Para explorar ainda mais a Morávia, a partir de Telc preferi seguir um roteiro que me levou a cidades pequenas, mas recheadas de boas atrações. A região produz ótimos vinhos brancos, sobretudo nos arredores de vilarejos como Znojmo, Mikulov, Velke Pavlovice e Velke Bilovice.
Uma de minhas paradas foi em Trebic, a cerca de 35 quilômetros pela estrada 23. Seus principais pontos turísticos são o antigo gueto judeu, um dos mais bem preservados do país, e a Basílica de São Procópio, do século 12. Depois segui para Olomuc, a antiga capital da Morávia.
A cidade tem nada menos que 12 igrejas na área central, incluindo a Catedral de São Venceslau, em estilo neogótico, a mais importante do país durante nove séculos. Além delas, outras atrações bacanas são a Praça Horní Námestí, a principal da cidade; o Rednice, imponente prédio da prefeitura, em estilo gótico, erguido em 1378; e, à la Praga, um relógio astronômico, este aqui 100% Cortina de Ferro: em vez de santos, a cada hora saem das entranhas do objeto figuras representando operários e camponeses.
Olomuc é ótima base para quem vai à Áustria ou à Eslováquia. Mas, como meu plano era rastrear mais tesouros tchecos, preferi voltar na direção oeste e manter o ritmo das estradinhas. Segui pela E-442 rumo a outra cidade de nome estranho: Litomysl. O grande barato aqui é seu Castelo-Renascentistade- Cair-o-Queixo. Ele mantém até hoje os salões com móveis antigos e obras de arte do século 18, época em que os Valdstejn-Vartenberk mandavam e desmandavam no pedaço.
Também no caminho de Praga, 84 quilômetros adiante, fica Kutná Hora, importante produtor de prata na Idade Média. Ali há uma monumental catedral dedicada a Santa Bárbara, a padroeira dos trabalhadores das minas, e o Castelo Hrádek, que já foi sede de uma Casa da Moeda e hoje abriga o Museu da Prata. Há objetos de época e acesso aos túneis da antiga mina. Não custa rezar para Santa Bárbara na hora de se aventurar pela escuridão de suas galerias.

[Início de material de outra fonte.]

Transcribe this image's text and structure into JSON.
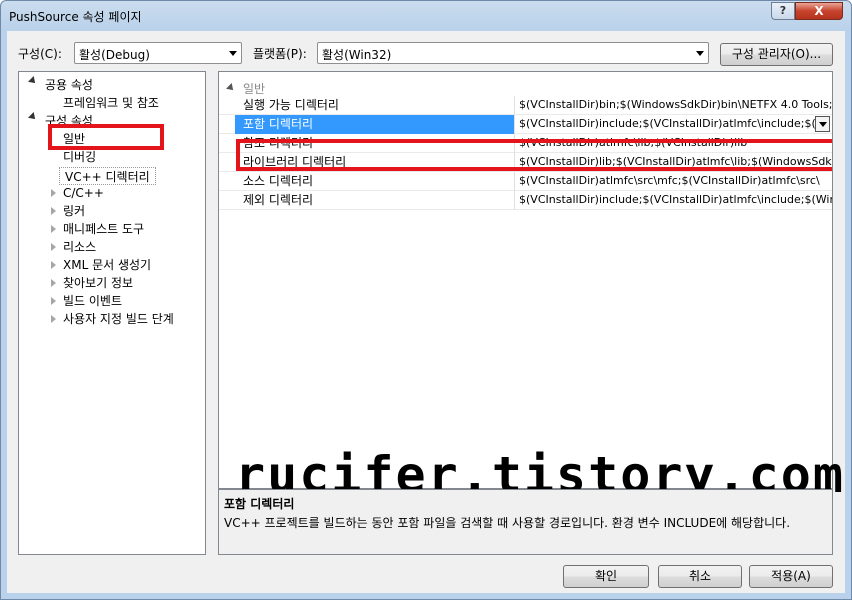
{
  "window": {
    "title": "PushSource 속성 페이지",
    "help": "?",
    "close": "X"
  },
  "toolbar": {
    "config_label": "구성(C):",
    "config_value": "활성(Debug)",
    "platform_label": "플랫폼(P):",
    "platform_value": "활성(Win32)",
    "config_manager": "구성 관리자(O)..."
  },
  "tree": {
    "common": "공용 속성",
    "framework": "프레임워크 및 참조",
    "config": "구성 속성",
    "children": [
      "일반",
      "디버깅",
      "VC++ 디렉터리",
      "C/C++",
      "링커",
      "매니페스트 도구",
      "리소스",
      "XML 문서 생성기",
      "찾아보기 정보",
      "빌드 이벤트",
      "사용자 지정 빌드 단계"
    ]
  },
  "grid": {
    "category": "일반",
    "rows": [
      {
        "name": "실행 가능 디렉터리",
        "value": "$(VCInstallDir)bin;$(WindowsSdkDir)bin\\NETFX 4.0 Tools;"
      },
      {
        "name": "포함 디렉터리",
        "value": "$(VCInstallDir)include;$(VCInstallDir)atlmfc\\include;$(W"
      },
      {
        "name": "참조 디렉터리",
        "value": "$(VCInstallDir)atlmfc\\lib;$(VCInstallDir)lib"
      },
      {
        "name": "라이브러리 디렉터리",
        "value": "$(VCInstallDir)lib;$(VCInstallDir)atlmfc\\lib;$(WindowsSdkD"
      },
      {
        "name": "소스 디렉터리",
        "value": "$(VCInstallDir)atlmfc\\src\\mfc;$(VCInstallDir)atlmfc\\src\\"
      },
      {
        "name": "제외 디렉터리",
        "value": "$(VCInstallDir)include;$(VCInstallDir)atlmfc\\include;$(Win"
      }
    ]
  },
  "watermark": "rucifer.tistory.com",
  "description": {
    "title": "포함 디렉터리",
    "text": "VC++ 프로젝트를 빌드하는 동안 포함 파일을 검색할 때 사용할 경로입니다. 환경 변수 INCLUDE에 해당합니다."
  },
  "buttons": {
    "ok": "확인",
    "cancel": "취소",
    "apply": "적용(A)"
  }
}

Antes de seguir em frente, fiz uma escala no subúrbio de Sedlec para ver a Capela de Todos os Santos, construída com ossos humanos. Em 1870, o decorador Frantisek Rint teve a ideia de usar cerca de 40 mil ossos de um antigo cemitério de vítimas da peste negra para refazer o templo. Esquisito é pouco, mas Rint caprichou na missão e fez do macabro uma verdadeira obra de arte.
Gosto de maçã
A região da Boêmia e o regresso para a Alemanha e seu salsichão com chucrute eram meus próximos objetivos. Rápido pitstop para o castelo medieval em Karlstejn, do século 14, pertinho de Praga, uma das atrações mais visitadas da República Tcheca. Nos seus limites está um parque nacional com trilhas muito agradáveis.

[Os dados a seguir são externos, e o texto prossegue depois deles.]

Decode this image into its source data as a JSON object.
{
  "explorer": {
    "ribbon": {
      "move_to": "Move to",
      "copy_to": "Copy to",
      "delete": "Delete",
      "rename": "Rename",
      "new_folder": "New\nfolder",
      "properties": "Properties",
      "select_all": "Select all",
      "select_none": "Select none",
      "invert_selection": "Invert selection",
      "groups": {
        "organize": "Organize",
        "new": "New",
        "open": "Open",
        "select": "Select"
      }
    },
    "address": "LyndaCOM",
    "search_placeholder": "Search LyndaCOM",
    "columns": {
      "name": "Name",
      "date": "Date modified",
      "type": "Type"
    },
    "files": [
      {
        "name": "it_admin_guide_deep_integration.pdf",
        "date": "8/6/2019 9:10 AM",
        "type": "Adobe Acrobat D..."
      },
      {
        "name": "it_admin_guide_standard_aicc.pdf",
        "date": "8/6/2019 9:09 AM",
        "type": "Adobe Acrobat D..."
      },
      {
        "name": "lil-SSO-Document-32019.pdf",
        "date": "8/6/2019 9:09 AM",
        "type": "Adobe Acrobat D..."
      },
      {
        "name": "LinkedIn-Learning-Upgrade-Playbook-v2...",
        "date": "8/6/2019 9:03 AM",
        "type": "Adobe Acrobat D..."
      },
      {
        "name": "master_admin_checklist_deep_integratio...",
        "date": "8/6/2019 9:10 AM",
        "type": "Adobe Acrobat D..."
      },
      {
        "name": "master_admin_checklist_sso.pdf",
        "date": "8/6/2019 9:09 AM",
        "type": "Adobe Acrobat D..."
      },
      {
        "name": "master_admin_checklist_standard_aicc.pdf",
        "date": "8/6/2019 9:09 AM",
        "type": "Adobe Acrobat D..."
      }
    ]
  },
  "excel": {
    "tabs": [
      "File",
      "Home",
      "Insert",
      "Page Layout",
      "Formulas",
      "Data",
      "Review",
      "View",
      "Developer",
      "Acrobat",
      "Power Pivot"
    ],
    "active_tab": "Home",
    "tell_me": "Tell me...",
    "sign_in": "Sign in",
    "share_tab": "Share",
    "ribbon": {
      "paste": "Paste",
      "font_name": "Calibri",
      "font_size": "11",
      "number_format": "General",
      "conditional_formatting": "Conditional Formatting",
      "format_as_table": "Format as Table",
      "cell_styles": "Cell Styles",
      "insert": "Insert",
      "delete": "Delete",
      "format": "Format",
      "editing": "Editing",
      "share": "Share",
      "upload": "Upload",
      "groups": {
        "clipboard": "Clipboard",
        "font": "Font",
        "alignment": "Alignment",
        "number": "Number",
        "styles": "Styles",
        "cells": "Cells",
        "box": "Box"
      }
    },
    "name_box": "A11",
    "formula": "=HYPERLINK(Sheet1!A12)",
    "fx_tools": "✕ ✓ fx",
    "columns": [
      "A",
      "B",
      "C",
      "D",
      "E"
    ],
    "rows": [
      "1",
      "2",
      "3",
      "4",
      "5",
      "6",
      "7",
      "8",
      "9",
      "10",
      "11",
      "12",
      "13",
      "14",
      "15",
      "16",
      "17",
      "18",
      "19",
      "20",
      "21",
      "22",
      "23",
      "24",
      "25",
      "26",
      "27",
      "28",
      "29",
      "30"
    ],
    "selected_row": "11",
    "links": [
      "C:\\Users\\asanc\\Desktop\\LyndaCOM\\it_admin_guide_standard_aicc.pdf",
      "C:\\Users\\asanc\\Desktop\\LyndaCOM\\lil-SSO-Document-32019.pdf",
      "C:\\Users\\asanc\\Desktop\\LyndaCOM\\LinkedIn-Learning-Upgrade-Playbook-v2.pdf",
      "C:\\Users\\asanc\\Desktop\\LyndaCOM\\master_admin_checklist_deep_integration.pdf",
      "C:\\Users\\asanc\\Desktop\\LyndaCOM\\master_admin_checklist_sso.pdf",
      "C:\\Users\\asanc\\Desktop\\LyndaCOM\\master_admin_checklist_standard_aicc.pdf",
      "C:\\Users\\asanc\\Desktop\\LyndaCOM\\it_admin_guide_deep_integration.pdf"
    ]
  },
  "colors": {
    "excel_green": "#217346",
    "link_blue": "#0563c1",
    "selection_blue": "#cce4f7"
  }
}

No carro novamente, meu destino seria, agora, sim, as cidades próximas a Pilsen e as termas que embelezam a região. Nos tempos do Império Austro-Húngaro, Franzesbad (hoje Frantiskovy Lazne), Marienbad (famosa entre os cinéfilos por ser cenário do filme cabeça do francês Alain Resnais, hoje Marianske Lazne) e Karlsbad (agora Karlovy Vary) viviam lotadas de grã-finos, aristocratas e intelectuais.

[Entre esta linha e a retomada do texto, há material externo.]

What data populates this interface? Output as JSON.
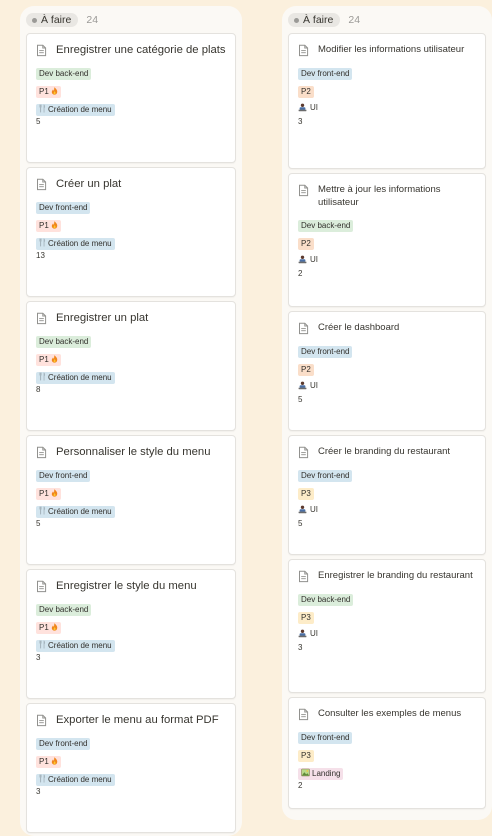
{
  "columns": [
    {
      "status": "À faire",
      "count": "24",
      "cards": [
        {
          "title": "Enregistrer une catégorie de plats",
          "type": "Dev back-end",
          "priority": "P1",
          "epic": "Création de menu",
          "estimate": "5"
        },
        {
          "title": "Créer un plat",
          "type": "Dev front-end",
          "priority": "P1",
          "epic": "Création de menu",
          "estimate": "13"
        },
        {
          "title": "Enregistrer un plat",
          "type": "Dev back-end",
          "priority": "P1",
          "epic": "Création de menu",
          "estimate": "8"
        },
        {
          "title": "Personnaliser le style du menu",
          "type": "Dev front-end",
          "priority": "P1",
          "epic": "Création de menu",
          "estimate": "5"
        },
        {
          "title": "Enregistrer le style du menu",
          "type": "Dev back-end",
          "priority": "P1",
          "epic": "Création de menu",
          "estimate": "3"
        },
        {
          "title": "Exporter le menu au format PDF",
          "type": "Dev front-end",
          "priority": "P1",
          "epic": "Création de menu",
          "estimate": "3"
        }
      ]
    },
    {
      "status": "À faire",
      "count": "24",
      "cards": [
        {
          "title": "Modifier les informations utilisateur",
          "type": "Dev front-end",
          "priority": "P2",
          "epic": "UI",
          "estimate": "3"
        },
        {
          "title": "Mettre à jour les informations utilisateur",
          "type": "Dev back-end",
          "priority": "P2",
          "epic": "UI",
          "estimate": "2"
        },
        {
          "title": "Créer le dashboard",
          "type": "Dev front-end",
          "priority": "P2",
          "epic": "UI",
          "estimate": "5"
        },
        {
          "title": "Créer le branding du restaurant",
          "type": "Dev front-end",
          "priority": "P3",
          "epic": "UI",
          "estimate": "5"
        },
        {
          "title": "Enregistrer le branding du restaurant",
          "type": "Dev back-end",
          "priority": "P3",
          "epic": "UI",
          "estimate": "3"
        },
        {
          "title": "Consulter les exemples de menus",
          "type": "Dev front-end",
          "priority": "P3",
          "epic": "Landing",
          "estimate": "2"
        }
      ]
    }
  ],
  "colors": {
    "background": "#fbf0dd",
    "column": "#fbf9f5",
    "dev_back_end": "#dbeddb",
    "dev_front_end": "#d3e5ef",
    "p1": "#ffe2dd",
    "p2": "#fadec9",
    "p3": "#fdecc8",
    "landing": "#f5e0e9"
  },
  "icons": {
    "card": "document-icon",
    "p1": "fire-icon",
    "menu_epic": "fork-knife-icon",
    "ui_epic": "designer-icon",
    "landing_epic": "picture-icon"
  }
}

Vinha gente da estirpe de Franz Kafka, Thomas Edison, Ludwig van Beethoven, e até reis, como Eduardo 7o. O sangue azul não corre mais ali como outrora, mas os spas seguem luxuosos e as confeitarias, que é que me falam mais ao coração, idem.
Confesso que não achei nada mau deixar a República Tcheca por ali, levando na boca e na memória o gosto da maçã do mais legítimo apfelstrudel, folhado inventado nos tempos em que aquele pedaço era o centro do mundo e que, se me perguntassem, seguiria sendo.